The paper is available here
This is a joint effort from the MIDLAND team with colleagues at Humboldt University in Berlin and elsewhere. In it, we first synthesize concepts and theories explaining land-use frontiers.
We then propose a middle-range theory of how frontiers emerge, which identifies exogenous pushes, legacies of past waves and actors’ anticipations as key mechanisms by which frontiers emerge. Processes of differential rent creation and capture and the built-up of agglomeration economies then constitute key mechanisms sustaining active frontiers.

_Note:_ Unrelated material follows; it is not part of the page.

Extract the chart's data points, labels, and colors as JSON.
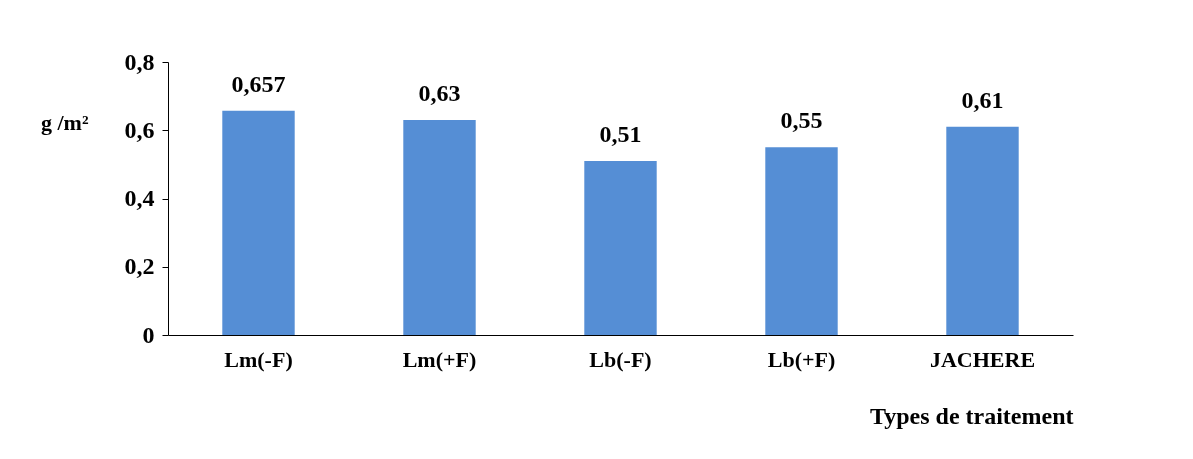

We then discuss five implications for the governance of frontiers for sustainability:
First, frontiers do not emerge in a vacuum. Land-use frontiers almost always unfold on land that is already claimed, occupied, used, managed or transformed by people, or already provide benefits.
Second, frontier theories show that instead of assuming that intensification will spontaneously occur and reduce pressure on land, controlling land-use expansion should go ahead or at least hand in hand with interventions to support intensification.
Third, endogenous dynamics including legacies of past waves, actors’ anticipations, mechanisms for differential rent creation and capture, and the progressive built-up of agglomeration economies, matter and may even be the main drivers of frontier dynamics.
Fourth, emerging frontiers appear as a pivotal time, when the fate of land use and human-environment systems can still be steered through pre-emptive governance interventions.
Fifth, predicting frontier emergence is shaky, but we can hopefully identify places that have certain characteristics that make them prone to see frontiers emerge within.
We focus on agriculture and deforestation frontiers in the tropics, but our work can be inspirational for other frontier processes including for extractive resources, such as minerals, or conservation and restoration frontiers.